In reviewing the sufficiency of the evidence we must view the evidence in the light most favorable to the prosecution and consider whether any rational trier of fact could have found the essential elements of the crime beyond a reasonable doubt. See Jackson v. State, 672 S.W.2d 801, 803 (Tex.Crim.App.1984). The essential question here is: did Chambers use the credit card of Jerome Fiske? The two imprints (exhibits one and four) in the record before us show directly, accurately, unequivocably, and silently the serial number on the credit card which was unlawfully used, and which belonged to a Jerome Fiske. However, the prosecutor misstated the number incorporated into his questions posed to both of the witnesses Fiske and Posey. Although the prosecutor never asked Fiske to identify the copy of either charge slip as being from his card, we hold that any rational *783jury could have so concluded beyond a reasonable doubt that the number on the two imprints, the number contained in the indictment and in the court’s charge were identical, and from the stolen credit card of Jerome Fiske.

The case cited by the appellant as dispos-itive of this issue, Armstrong v. State, 573 S.W.2d 813 (Tex.Crim.App.1978) is easily distinguished from the present case. In Armstrong, the defendant was charged with passing a forged check. The check number and date appeared in the indictment as No. 88-135, dated 2/19/74. The check introduced into evidence was No. 88-1135, dated 12/19/74. The check was the only evidence introduced; therefore, the allegata and probata did not agree. The existence of a fatal variance both as to the date and number is clear. The facts alleged in the indictment did not match the proof. The proof in our case is different.
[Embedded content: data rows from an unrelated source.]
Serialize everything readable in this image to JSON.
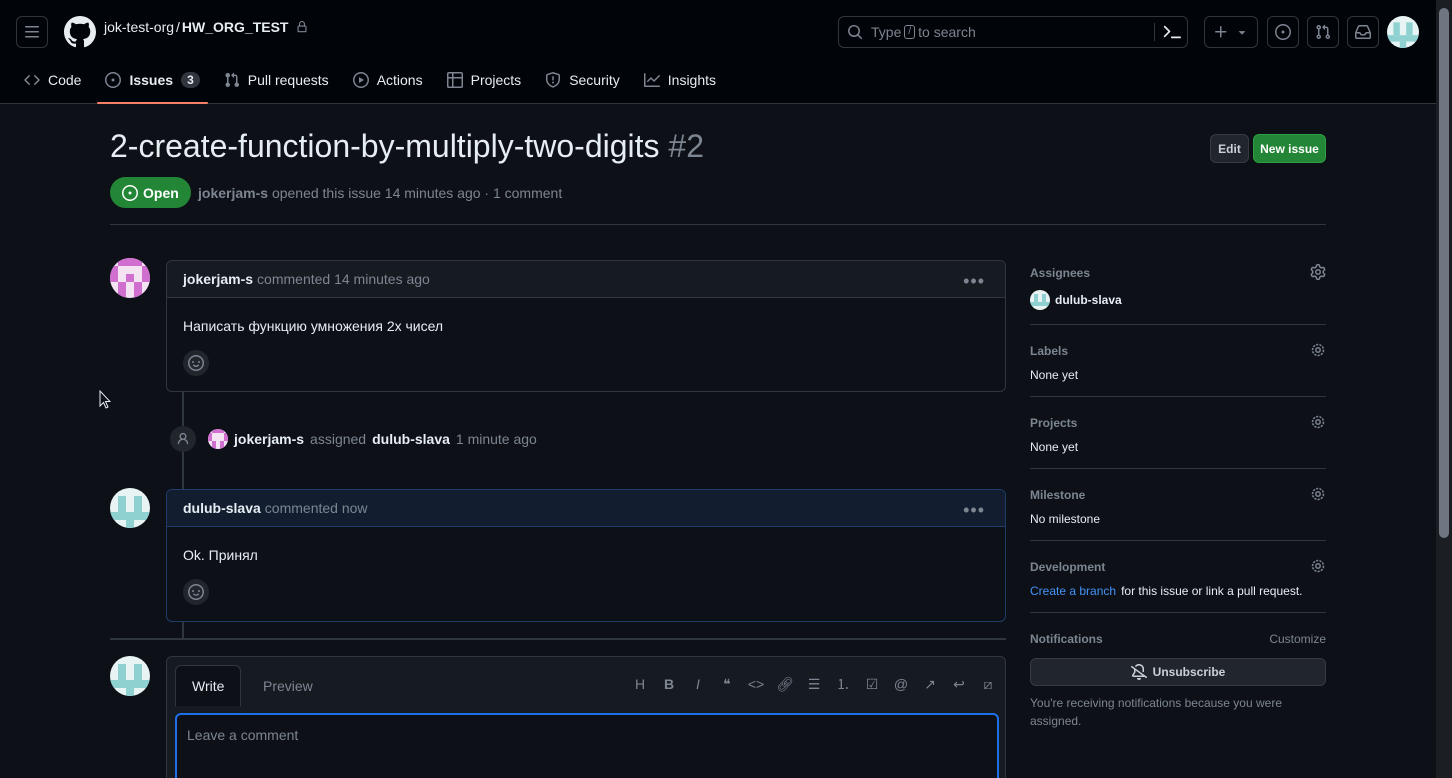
{
  "header": {
    "owner": "jok-test-org",
    "separator": "/",
    "repo": "HW_ORG_TEST",
    "search_placeholder_pre": "Type",
    "search_key": "/",
    "search_placeholder_post": "to search"
  },
  "tabs": [
    {
      "label": "Code"
    },
    {
      "label": "Issues",
      "count": "3"
    },
    {
      "label": "Pull requests"
    },
    {
      "label": "Actions"
    },
    {
      "label": "Projects"
    },
    {
      "label": "Security"
    },
    {
      "label": "Insights"
    }
  ],
  "issue": {
    "title": "2-create-function-by-multiply-two-digits",
    "number": "#2",
    "edit_label": "Edit",
    "new_label": "New issue",
    "state": "Open",
    "author": "jokerjam-s",
    "opened_text": "opened this issue 14 minutes ago · 1 comment"
  },
  "comments": [
    {
      "author": "jokerjam-s",
      "action": "commented 14 minutes ago",
      "body": "Написать функцию умножения 2x чисел"
    },
    {
      "author": "dulub-slava",
      "action": "commented now",
      "body": "Ok. Принял"
    }
  ],
  "event": {
    "actor": "jokerjam-s",
    "verb": "assigned",
    "target": "dulub-slava",
    "time": "1 minute ago"
  },
  "composer": {
    "write_tab": "Write",
    "preview_tab": "Preview",
    "placeholder": "Leave a comment"
  },
  "sidebar": {
    "assignees_title": "Assignees",
    "assignee": "dulub-slava",
    "labels_title": "Labels",
    "labels_value": "None yet",
    "projects_title": "Projects",
    "projects_value": "None yet",
    "milestone_title": "Milestone",
    "milestone_value": "No milestone",
    "development_title": "Development",
    "dev_link": "Create a branch",
    "dev_rest": "for this issue or link a pull request.",
    "notifications_title": "Notifications",
    "customize": "Customize",
    "unsubscribe": "Unsubscribe",
    "notice": "You're receiving notifications because you were assigned."
  },
  "colors": {
    "accent_open": "#238636",
    "link": "#4493f8",
    "tab_underline": "#f78166"
  }
}
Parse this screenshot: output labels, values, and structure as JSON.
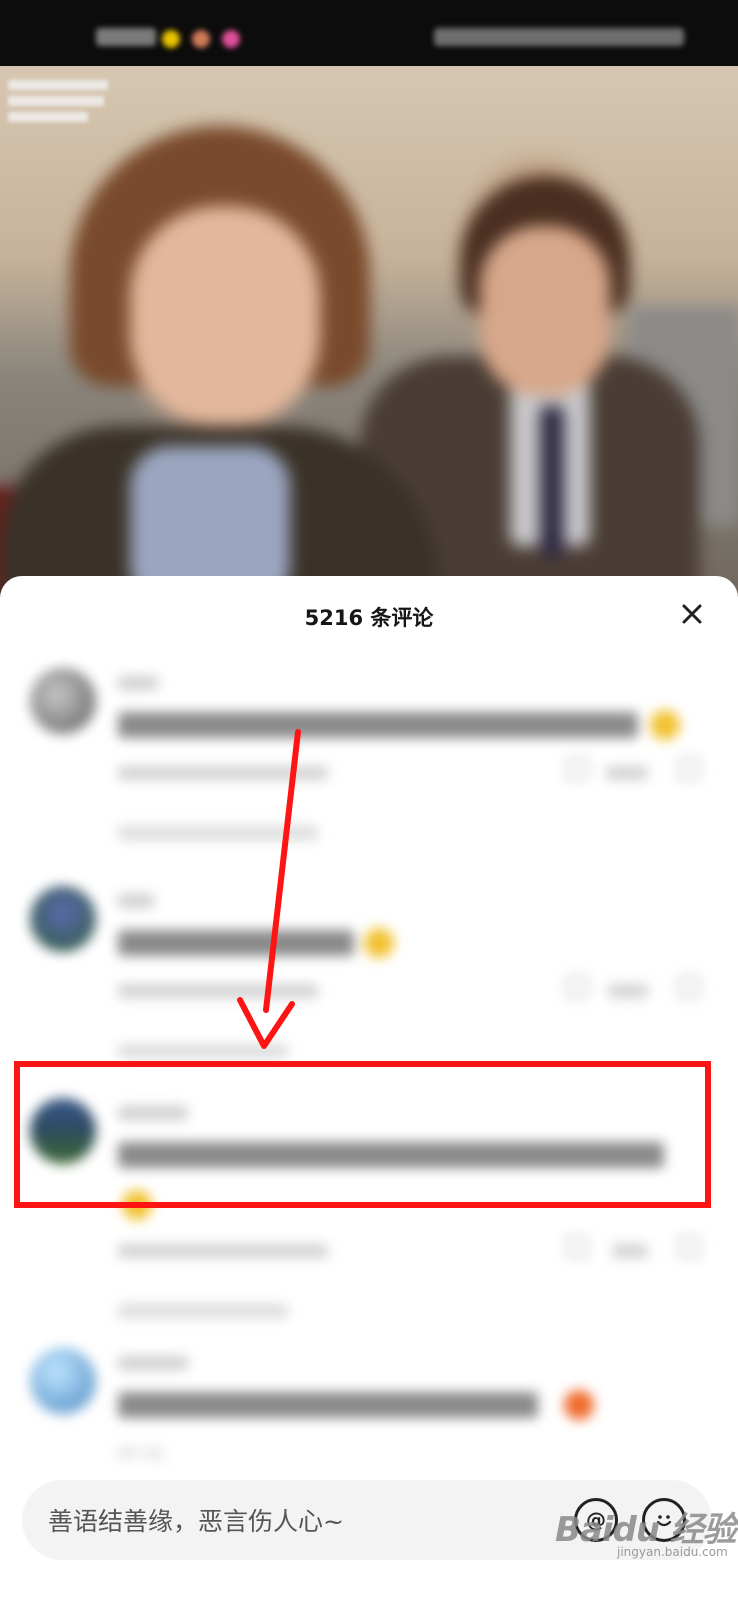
{
  "comments_header": {
    "title": "5216 条评论"
  },
  "comment_input": {
    "placeholder": "善语结善缘，恶言伤人心~"
  },
  "highlight_color": "#ff1414",
  "icons": [
    "close-icon",
    "at-icon",
    "emoji-icon",
    "like-icon",
    "dislike-icon"
  ],
  "watermark": {
    "text": "Baidu 经验",
    "sub": "jingyan.baidu.com"
  },
  "partial_visible": {
    "last_comment_date": "07-21"
  }
}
The rule in Armstrong, and the rule we have earlier discussed have no application until a variance between the allegations and the evidence is evident from the record. Since we have found there to be no real variance in the case before us, the rule is not applicable. In our case we have other evidence than the mistaken testimony of live witnesses. We are loathe to reverse because of the prosecutorial act in asking the witnesses to agree with a number misstated by the prosecutor, when it is apparent from other evidence that a mistake was made by the witnesses.

We find the evidence otherwise clear that the card stolen from Jerome Fiske is silently identified by the exhibits sufficiently in the record to support the conviction. The allegation and proof are not in variance. We therefore overrule appellant’s contention, and being bound by the opinion of the Court of Criminal Appeals as to the remainder of Chamber’s contentions, we affirm the judgment of the trial court.